Em 2023, o valor do ouro já avançou mais de 50%, refletindo as preocupações em torno do comércio global, a independência do Federal Reserve e a estabilidade fiscal dos Estados Unidos. As tensões geopolíticas também contribuíram para um aumento na demanda por ativos de proteção, enquanto bancos centrais mantêm um elevado nível de compras.
A alta nos preços foi intensificada por investidores que buscam proteção diante de choques no mercado, especialmente após o impasse orçamentário em Washington. Outro fator que favorece o ouro é o início do ciclo de cortes de juros pelo Fed, uma vez que o metal, por não gerar juros, se torna mais atrativo em cenários de baixa taxa de juros. Além disso, setembro foi o mês com maior fluxo de recursos em fundos negociados em bolsa (ETFs) lastreados em ouro em mais de três anos.
Charu Chanana, estrategista da Saxo Capital Markets, destacou que “o rompimento dos US$ 4.000 não é apenas um movimento de medo, mas sim uma realocação.” Ela explicou que os dados econômicos mostraram uma pausa e que as ações ligadas à inteligência artificial (IA) parecem supervalorizadas. Chanana também apontou que, enquanto os bancos centrais criaram a base para essa alta, agora o varejo e os ETFs estão impulsionando a próxima fase de crescimento.
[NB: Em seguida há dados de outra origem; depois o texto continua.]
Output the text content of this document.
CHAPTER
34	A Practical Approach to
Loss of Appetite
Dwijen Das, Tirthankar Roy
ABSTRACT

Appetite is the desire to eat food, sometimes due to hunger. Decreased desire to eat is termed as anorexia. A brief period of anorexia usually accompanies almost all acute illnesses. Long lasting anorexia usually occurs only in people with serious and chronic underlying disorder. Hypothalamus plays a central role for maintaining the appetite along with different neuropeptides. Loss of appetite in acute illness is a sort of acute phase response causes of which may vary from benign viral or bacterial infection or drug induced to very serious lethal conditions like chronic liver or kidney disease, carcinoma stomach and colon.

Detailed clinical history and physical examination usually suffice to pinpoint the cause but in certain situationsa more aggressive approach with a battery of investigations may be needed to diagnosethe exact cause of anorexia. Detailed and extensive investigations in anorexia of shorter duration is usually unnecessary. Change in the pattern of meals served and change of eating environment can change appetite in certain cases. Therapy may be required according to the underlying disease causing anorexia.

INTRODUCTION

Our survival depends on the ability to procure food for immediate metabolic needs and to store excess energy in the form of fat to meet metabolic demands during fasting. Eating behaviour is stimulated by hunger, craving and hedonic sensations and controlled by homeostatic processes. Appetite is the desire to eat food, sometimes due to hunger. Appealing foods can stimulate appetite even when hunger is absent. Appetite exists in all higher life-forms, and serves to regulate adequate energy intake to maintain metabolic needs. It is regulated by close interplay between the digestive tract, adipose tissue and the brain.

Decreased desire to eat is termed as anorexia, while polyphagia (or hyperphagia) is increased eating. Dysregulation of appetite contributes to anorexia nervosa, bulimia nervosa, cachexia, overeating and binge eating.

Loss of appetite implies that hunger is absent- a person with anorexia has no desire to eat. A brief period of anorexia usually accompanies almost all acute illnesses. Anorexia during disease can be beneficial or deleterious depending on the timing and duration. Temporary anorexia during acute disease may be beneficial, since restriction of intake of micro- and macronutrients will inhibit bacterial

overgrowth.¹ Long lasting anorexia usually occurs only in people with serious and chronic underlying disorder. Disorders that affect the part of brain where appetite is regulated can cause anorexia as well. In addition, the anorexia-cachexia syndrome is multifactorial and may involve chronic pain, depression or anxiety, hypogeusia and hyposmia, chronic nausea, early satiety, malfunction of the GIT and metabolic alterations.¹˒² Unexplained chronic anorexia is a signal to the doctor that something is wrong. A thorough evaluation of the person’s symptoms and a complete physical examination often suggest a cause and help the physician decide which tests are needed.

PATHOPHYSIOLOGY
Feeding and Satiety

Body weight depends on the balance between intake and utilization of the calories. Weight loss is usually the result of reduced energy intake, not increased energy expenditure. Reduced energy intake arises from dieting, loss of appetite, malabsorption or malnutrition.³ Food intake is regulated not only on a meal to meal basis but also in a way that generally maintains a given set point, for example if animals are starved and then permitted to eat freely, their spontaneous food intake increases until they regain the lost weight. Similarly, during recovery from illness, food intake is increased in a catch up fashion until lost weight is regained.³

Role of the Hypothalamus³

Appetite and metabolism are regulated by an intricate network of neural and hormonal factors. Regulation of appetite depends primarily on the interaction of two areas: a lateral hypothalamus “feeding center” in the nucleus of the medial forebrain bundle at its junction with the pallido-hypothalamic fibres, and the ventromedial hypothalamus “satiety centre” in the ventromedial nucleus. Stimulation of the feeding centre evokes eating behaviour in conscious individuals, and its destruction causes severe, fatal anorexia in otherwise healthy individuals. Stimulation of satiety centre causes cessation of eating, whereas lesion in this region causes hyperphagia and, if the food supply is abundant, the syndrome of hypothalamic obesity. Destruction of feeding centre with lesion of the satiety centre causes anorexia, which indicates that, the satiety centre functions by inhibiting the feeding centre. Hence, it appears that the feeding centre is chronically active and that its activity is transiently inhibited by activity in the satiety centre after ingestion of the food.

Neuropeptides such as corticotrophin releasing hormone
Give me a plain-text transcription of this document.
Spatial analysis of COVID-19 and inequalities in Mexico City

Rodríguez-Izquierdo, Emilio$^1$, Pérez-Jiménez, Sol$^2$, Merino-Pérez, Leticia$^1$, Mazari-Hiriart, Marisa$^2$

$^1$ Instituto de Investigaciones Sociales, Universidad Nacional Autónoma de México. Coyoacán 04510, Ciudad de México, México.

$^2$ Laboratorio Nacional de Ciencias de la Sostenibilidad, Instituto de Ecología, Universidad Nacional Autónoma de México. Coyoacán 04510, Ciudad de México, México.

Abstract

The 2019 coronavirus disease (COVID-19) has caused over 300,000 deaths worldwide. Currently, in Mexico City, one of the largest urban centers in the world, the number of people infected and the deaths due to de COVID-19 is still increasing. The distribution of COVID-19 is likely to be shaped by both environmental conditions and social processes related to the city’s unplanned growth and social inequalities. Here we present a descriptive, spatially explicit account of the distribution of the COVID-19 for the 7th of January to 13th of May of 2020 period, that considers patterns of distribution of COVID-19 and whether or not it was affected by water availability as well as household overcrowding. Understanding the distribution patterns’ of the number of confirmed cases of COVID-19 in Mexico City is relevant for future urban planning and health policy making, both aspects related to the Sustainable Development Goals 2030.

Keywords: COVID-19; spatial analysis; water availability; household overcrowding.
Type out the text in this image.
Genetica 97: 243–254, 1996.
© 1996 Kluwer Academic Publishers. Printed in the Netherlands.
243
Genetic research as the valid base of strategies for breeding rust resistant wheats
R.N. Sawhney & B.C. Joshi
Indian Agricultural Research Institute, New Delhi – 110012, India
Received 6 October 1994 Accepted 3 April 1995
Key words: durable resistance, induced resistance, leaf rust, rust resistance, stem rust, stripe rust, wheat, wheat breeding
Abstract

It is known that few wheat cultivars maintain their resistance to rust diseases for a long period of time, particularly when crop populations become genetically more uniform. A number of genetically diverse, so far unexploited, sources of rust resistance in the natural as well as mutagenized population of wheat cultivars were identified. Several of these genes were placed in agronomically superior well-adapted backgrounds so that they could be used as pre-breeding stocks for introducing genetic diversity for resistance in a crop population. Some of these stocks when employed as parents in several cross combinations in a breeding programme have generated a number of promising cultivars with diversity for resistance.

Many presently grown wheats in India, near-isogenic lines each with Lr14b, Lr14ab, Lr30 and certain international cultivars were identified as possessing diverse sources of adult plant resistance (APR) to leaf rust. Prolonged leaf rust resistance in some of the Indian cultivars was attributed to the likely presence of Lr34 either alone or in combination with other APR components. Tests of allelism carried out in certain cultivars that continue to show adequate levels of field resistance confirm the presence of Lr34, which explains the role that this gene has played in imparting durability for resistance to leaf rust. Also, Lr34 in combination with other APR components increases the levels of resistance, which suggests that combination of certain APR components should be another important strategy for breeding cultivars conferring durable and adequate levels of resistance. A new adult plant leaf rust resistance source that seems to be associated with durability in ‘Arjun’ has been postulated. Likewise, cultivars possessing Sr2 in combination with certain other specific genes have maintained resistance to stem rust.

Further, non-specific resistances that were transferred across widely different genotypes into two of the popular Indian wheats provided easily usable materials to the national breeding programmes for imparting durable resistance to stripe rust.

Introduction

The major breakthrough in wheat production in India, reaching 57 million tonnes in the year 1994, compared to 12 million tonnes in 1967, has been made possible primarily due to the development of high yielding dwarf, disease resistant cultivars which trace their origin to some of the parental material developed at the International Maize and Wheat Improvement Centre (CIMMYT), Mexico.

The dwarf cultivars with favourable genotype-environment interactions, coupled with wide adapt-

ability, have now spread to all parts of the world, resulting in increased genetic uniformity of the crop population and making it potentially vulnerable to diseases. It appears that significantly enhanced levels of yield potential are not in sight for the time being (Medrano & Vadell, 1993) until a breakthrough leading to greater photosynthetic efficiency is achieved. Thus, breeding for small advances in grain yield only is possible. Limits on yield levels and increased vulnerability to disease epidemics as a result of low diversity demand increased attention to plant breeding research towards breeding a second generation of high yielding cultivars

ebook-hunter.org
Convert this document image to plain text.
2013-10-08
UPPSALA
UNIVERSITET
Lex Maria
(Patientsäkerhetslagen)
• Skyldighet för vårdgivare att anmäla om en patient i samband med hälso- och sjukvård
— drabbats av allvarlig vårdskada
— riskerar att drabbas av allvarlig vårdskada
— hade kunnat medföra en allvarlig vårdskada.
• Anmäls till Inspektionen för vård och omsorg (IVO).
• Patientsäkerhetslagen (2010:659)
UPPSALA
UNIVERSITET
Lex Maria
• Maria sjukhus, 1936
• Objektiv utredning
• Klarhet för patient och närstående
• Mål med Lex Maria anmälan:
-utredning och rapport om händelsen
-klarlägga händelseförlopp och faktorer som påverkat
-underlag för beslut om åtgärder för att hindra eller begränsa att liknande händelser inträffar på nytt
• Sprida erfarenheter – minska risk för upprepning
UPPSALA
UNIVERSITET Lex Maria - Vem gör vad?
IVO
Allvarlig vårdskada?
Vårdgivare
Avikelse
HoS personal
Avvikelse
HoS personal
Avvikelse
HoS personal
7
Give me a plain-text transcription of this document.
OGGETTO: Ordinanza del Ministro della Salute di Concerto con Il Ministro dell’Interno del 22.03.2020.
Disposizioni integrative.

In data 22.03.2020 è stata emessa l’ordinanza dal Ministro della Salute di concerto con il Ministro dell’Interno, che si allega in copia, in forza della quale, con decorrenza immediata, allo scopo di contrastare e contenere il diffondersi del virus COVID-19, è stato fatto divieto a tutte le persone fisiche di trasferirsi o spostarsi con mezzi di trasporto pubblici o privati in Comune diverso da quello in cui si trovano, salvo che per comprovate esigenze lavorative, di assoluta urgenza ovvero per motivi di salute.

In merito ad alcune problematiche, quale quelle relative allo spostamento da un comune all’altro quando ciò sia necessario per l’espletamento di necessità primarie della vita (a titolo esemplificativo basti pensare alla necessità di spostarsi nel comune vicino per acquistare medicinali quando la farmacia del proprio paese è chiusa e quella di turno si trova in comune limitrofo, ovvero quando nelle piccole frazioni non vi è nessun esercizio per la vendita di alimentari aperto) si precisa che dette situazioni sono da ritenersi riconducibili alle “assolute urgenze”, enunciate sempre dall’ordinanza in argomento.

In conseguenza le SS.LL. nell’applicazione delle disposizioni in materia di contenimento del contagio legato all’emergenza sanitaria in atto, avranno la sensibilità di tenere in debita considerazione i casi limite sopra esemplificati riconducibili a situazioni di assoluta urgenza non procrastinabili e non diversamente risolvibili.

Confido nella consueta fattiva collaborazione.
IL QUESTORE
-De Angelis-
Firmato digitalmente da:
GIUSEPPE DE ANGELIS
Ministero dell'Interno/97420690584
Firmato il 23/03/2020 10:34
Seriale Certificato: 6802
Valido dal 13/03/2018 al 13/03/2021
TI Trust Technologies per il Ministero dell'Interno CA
Historicamente, aumentos significativos no preço do ouro estão relacionados a momentos de estresse econômico e político. O metal já havia ultrapassado US$ 1.000 após a crise financeira global, US$ 2.000 durante a pandemia de COVID-19 e US$ 3.000 quando os EUA implementaram tarifas globais sob a administração de Donald Trump.
Atualmente, a superação dos US$ 4.000 ocorre em um contexto em que o presidente Trump ataca a autonomia do Fed, fazendo ameaças ao presidente Jerome Powell e à diretora Lisa Cook. Essa situação pode favorecer um Fed mais flexível, com disposição a reduzir juros e aceitar uma inflação mais alta, criando um cenário favorable ao ouro, que costuma se beneficiar em ambientes de juros baixos.
Analistas do Macquarie Bank preveem que o ouro poderá atingir um pico cíclico caso cresçam as preocupações sobre a independência do Fed. A nota do banco sugere que um Fed que cometa erros em sua política pode resultar em um desempenho ainda mais forte para o ouro.
A valorização recente do metal indica que o ouro pode estar a caminho de seu melhor desempenho anual desde a década de 1970, um período que também foi marcado por inflação acelerada e o fim do padrão-ouro. Naquela época, o então presidente Richard Nixon pressionou a redução de juros, resultando em uma inflação volátil.
Stephen Miller, assessor de estratégia da GSFM, comentou que os investidores estão comprando ouro por suas qualidades de diversificação e prevê que este ativo ganhe cada vez mais espaço em investimentos prudentes, mencionando preços que podem chegar a US$ 4.500 até meados do próximo ano.
Os bancos centrais têm desempenhado um papel fundamental nesse cenário, mudando de vendedores a compradores líquidos após a crise financeira de 2008. O ritmo acelerado de compras dobrou após o congelamento das reservas cambiais da Rússia em 2022, fazendo com que muitos países buscassem diversificação. A inflação, juntamente com o receio de um tratamento desfavorável em relação a credores estrangeiros por parte do governo dos EUA, também acentuou o apelo pelo ouro.
Lina Thomas, estrategista de commodities do Goldman Sachs, ressaltou que o aumento das compras oficiais reflete uma mudança estruturada nas práticas de gestão de reservas, tendência que deve continuar nos próximos anos. Ela mencionou, em uma nota recente, que a expectativa é de que o ritmo atual de acumulação persista por mais três anos.